JoVE Logo
АВТОРЫ
СВЯЖИТЕСЬ С НАМИ

Войдите в систему

Для просмотра этого контента требуется подписка на Jove Войдите в систему или начните бесплатную пробную версию.

В этой статье

  • Резюме
  • Аннотация
  • Введение
  • протокол
  • Результаты
  • Обсуждение
  • Раскрытие информации
  • Благодарности
  • Материалы
  • Ссылки
  • Перепечатки и разрешения

Резюме

Эта статья описывает простой метод для подготовки мелких животных мозги микро-КТ, в котором поражения могут быть количественно и электродов, расположенных с высокой точностью в контексте всего мозга.

Аннотация

Поражения и электродом расположение проверки являются традиционно делается через гистологическом окрашенных мозга срезов, длительная процедура, которая требует ручной оценки. Здесь мы опишем простой, простой метод количественной оценки поражения и размещения электродов в мозг, который является менее трудоемким и более подробные результаты. Весь мозг окрашенных с осмия тетраоксид, встроенные в смоле и образ с микро КТ-сканера. Сканирует привести объемов 3D цифровой мозг с резолюциями и толщины виртуального раздела зависит от размера выборки (12 – 15 и 5 – 6 мкм за voxel для крыс и зебры Финч мозги, соответственно). Поверхностные и глубокие поражения можно охарактеризовать и одна tetrodes, тетрод массивы, электролитическое поражений, и кремния зонды также могут быть локализованы. Свободные и несвободные программное обеспечение позволяет экспериментаторов для изучения объем образца от любой плоскости и сегмент громкость вручную или автоматически. Потому что этот метод создает объем всего мозга, поражений и электроды могут быть количественно гораздо более высокой степени, чем в нынешних методов, который поможет стандартизировать сопоставлений в рамках исследования и.

Введение

Неврологи полагались на поражения долгое время для того, чтобы понять связь между функцией и местоположение в головном мозге. Например наше понимание гиппокамп как необходимым для обучения и памяти и префронтальной коры как ключ для импульсного управления были оба продукта счастливое поражения людей1,2. Использование животных моделей, однако, позволило неврологи использовать всю мощь поражений, выходя за рамки serendipity, и функция бесчисленных областях мозга были выяснены путем систематического исследования структуры функция отношений через поражения3,4.

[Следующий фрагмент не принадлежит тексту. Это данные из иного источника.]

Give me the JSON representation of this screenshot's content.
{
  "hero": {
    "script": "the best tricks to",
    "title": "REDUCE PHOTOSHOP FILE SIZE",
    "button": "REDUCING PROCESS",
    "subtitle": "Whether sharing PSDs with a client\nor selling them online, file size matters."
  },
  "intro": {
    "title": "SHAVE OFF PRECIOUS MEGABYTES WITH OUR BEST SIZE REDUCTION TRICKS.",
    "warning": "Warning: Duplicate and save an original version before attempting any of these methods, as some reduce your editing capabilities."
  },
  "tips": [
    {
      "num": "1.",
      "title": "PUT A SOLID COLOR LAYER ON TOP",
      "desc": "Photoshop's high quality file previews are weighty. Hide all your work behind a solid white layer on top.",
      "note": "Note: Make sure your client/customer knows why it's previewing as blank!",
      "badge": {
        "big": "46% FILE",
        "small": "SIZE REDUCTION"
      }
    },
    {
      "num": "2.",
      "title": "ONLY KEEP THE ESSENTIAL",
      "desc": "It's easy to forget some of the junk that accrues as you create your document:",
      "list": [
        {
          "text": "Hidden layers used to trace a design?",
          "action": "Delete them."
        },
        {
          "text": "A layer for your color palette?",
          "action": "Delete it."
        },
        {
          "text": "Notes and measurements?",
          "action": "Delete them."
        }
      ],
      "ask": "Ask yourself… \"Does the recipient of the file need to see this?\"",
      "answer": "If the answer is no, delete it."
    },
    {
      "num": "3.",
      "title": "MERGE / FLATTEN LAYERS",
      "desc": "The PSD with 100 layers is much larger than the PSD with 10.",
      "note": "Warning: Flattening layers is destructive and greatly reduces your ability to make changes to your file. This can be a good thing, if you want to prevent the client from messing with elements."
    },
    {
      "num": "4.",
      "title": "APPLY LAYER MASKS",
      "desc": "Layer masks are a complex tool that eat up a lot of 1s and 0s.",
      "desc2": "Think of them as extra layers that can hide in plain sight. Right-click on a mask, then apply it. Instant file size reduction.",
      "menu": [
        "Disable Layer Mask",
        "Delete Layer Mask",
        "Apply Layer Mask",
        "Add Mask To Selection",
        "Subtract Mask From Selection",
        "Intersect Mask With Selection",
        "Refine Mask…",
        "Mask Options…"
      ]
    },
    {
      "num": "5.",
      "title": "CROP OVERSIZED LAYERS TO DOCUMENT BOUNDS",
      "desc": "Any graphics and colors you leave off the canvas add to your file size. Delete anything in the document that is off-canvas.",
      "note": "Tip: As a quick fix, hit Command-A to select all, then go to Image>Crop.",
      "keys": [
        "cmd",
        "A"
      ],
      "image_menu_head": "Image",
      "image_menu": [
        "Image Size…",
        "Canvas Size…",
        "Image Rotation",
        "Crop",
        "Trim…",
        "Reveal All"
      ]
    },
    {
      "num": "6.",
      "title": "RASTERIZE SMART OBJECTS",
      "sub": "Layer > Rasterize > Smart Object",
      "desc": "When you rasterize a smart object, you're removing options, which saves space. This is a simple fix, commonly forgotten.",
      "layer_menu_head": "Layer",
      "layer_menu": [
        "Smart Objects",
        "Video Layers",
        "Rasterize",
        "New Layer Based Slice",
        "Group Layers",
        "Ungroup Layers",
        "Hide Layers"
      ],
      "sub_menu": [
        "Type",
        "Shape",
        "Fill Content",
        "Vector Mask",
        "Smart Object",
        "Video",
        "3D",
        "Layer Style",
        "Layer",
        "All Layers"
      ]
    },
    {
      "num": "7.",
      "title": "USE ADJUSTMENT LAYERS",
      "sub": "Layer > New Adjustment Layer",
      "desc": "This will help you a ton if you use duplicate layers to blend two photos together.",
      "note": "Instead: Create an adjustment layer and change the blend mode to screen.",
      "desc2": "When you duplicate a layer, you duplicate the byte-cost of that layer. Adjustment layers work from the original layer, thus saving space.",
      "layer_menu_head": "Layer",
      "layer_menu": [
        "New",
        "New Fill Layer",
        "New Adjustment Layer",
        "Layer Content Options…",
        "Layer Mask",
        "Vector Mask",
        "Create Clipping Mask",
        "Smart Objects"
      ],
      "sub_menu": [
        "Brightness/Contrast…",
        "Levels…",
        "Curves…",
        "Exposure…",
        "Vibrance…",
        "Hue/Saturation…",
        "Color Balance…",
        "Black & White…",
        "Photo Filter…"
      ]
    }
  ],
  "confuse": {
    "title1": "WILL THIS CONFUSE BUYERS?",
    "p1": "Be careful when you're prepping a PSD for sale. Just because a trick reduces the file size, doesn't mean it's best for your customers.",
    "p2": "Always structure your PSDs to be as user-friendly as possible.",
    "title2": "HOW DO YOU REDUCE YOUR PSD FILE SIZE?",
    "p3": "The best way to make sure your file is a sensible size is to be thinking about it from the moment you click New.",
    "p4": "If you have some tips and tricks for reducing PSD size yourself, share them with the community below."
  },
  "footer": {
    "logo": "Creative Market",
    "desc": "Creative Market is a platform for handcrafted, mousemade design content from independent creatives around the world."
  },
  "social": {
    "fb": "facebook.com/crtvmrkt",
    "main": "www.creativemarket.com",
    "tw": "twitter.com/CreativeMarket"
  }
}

Однако, чтобы правильно назначить функцию к структуре, поражения исследования требуют точную количественную оценку процедур, что является областью, которая отсутствует. Текущий золотой стандарт для количественной оценки поражения является Секция, горе и изображения мозги с световой микроскоп. Фотосъемка кусочки затем сопоставляются в ближайший разделы на Атлас, и приблизительные координаты поражения по предметам косвенно сообщается, часто с помощью камеры lucida изображения или пример Гистологические срезы3,4 ,5,6,,78,9,10.

За пределами неточностей текущей поражения количественной оценки процедур эти методы являются длительным и склонны к провалу. Небольшие изменения в мозг жесткость, лезвие резкость и температуры может привести к неудачной, деформированные или порванные секций. Разделы также может испачкать неравномерно и быть неправильно imaged вследствие пузыри в средне-и монтажа. Важно отметить, что при резании, трехмерный контекст место поражения головного мозга теряется, делать точные 3D-реконструкции поражения в мозге трудные.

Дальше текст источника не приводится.